Opisana Idea przybiera kształt w księgach, obrazach, posągach, kościołach, ich ołtarzach itp. Znajdujemy go tam w tysiącach węgierskich kościołów, w imieniu kościoła, w obrazie ołtarzy głównych i bocznych. Powszechnie wiadomo, że Maryję należy przedstawiać wyłącznie w koronie generalskiej. Jedynym wyjątkiem jest reprezentacja z węgierską Świętą Koroną. Matka Boska przedstawiona z węgierską Świętą Koroną jest nie tylko ozdobą kościołów naszego kraju, ale znajduje się także w Rzymie, w podkościele kilka metrów od grobu św. Piotra. Można ją znaleźć w Jerozolimie, Nazarecie itp., a także w Csíksomlyo jako Babba Mária, jako „Piękna Maryja Panna” z naszej litanii – jest obecna w legendach, opowieściach ludowych, stylu życia i pieśniach ludowych Węgier ludzie. Ale istnieje również w stosunkach politycznych, dyplomatycznych i międzypaństwowych.

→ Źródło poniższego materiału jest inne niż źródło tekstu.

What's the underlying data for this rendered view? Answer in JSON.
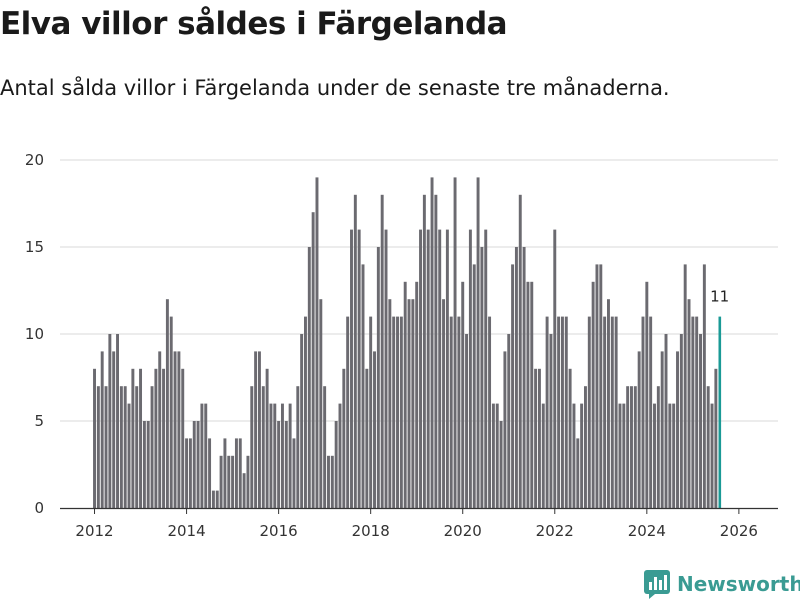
{
  "header": {
    "title": "Elva villor såldes i Färgelanda",
    "subtitle": "Antal sålda villor i Färgelanda under de senaste tre månaderna."
  },
  "brand": {
    "name": "Newsworthy"
  },
  "colors": {
    "bar": "#6b6a70",
    "highlight": "#1a9a96",
    "grid": "#d9d9d9",
    "axis": "#333333"
  },
  "chart_data": {
    "type": "bar",
    "title": "Elva villor såldes i Färgelanda",
    "subtitle": "Antal sålda villor i Färgelanda under de senaste tre månaderna.",
    "xlabel": "",
    "ylabel": "",
    "ylim": [
      0,
      20
    ],
    "yticks": [
      0,
      5,
      10,
      15,
      20
    ],
    "xlim": [
      2011.25,
      2026.85
    ],
    "xticks": [
      2012,
      2014,
      2016,
      2018,
      2020,
      2022,
      2024,
      2026
    ],
    "grid": true,
    "x_start": 2012.0,
    "x_step_months": 1,
    "values": [
      8,
      7,
      9,
      7,
      10,
      9,
      10,
      7,
      7,
      6,
      8,
      7,
      8,
      5,
      5,
      7,
      8,
      9,
      8,
      12,
      11,
      9,
      9,
      8,
      4,
      4,
      5,
      5,
      6,
      6,
      4,
      1,
      1,
      3,
      4,
      3,
      3,
      4,
      4,
      2,
      3,
      7,
      9,
      9,
      7,
      8,
      6,
      6,
      5,
      6,
      5,
      6,
      4,
      7,
      10,
      11,
      15,
      17,
      19,
      12,
      7,
      3,
      3,
      5,
      6,
      8,
      11,
      16,
      18,
      16,
      14,
      8,
      11,
      9,
      15,
      18,
      16,
      12,
      11,
      11,
      11,
      13,
      12,
      12,
      13,
      16,
      18,
      16,
      19,
      18,
      16,
      12,
      16,
      11,
      19,
      11,
      13,
      10,
      16,
      14,
      19,
      15,
      16,
      11,
      6,
      6,
      5,
      9,
      10,
      14,
      15,
      18,
      15,
      13,
      13,
      8,
      8,
      6,
      11,
      10,
      16,
      11,
      11,
      11,
      8,
      6,
      4,
      6,
      7,
      11,
      13,
      14,
      14,
      11,
      12,
      11,
      11,
      6,
      6,
      7,
      7,
      7,
      9,
      11,
      13,
      11,
      6,
      7,
      9,
      10,
      6,
      6,
      9,
      10,
      14,
      12,
      11,
      11,
      10,
      14,
      7,
      6,
      8,
      11
    ],
    "highlight_last": true,
    "annotation": "11"
  }
}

„Teoria Świętej Korony łączy przynależność do Świętej Korony z ludami żyjącymi na terytorium Świętej Korony, bez względu na język, religię, rasę czy narodowość. Nawet dzisiaj członkiem Świętej Korony jest (może być) ten, kto uznaje prymat Wielkiej Pani, która oświadcza, że należy do Świętej Korony: jest jej częścią, czy to Chorwatem, Słowakiem, Rumunem itd. . W ten sposób ważność powszechnej idei członkostwa w Świętej Koronie jest fundamentem równości między narodami, a także proklamuje jedność rodzaju ludzkiego. Ta jedność może więc przejawiać się w jednym państwie, ale może też być przynależnością do Świętej Korony odrębnie zorganizowanych części, jak to miało miejsce w przypadku Chorwacji i Węgier przez osiemset lat. Jeśli rozwój historii postawi na porządku dziennym jedność autonomii, to „węgierskie” powołanie członków Świętej Korony będzie „powołaniem ludu Najświętszej Maryi Panny”, jak to było za czasów „węgierskich” członkostwo, które było używane jako termin polityczny. Oni także, jako wybrańcy Opatrzności, wypełniają plan Opatrzności, którą dyrektor historii świata wyznacza jako członka Korony Świętej aż do skończenia świata.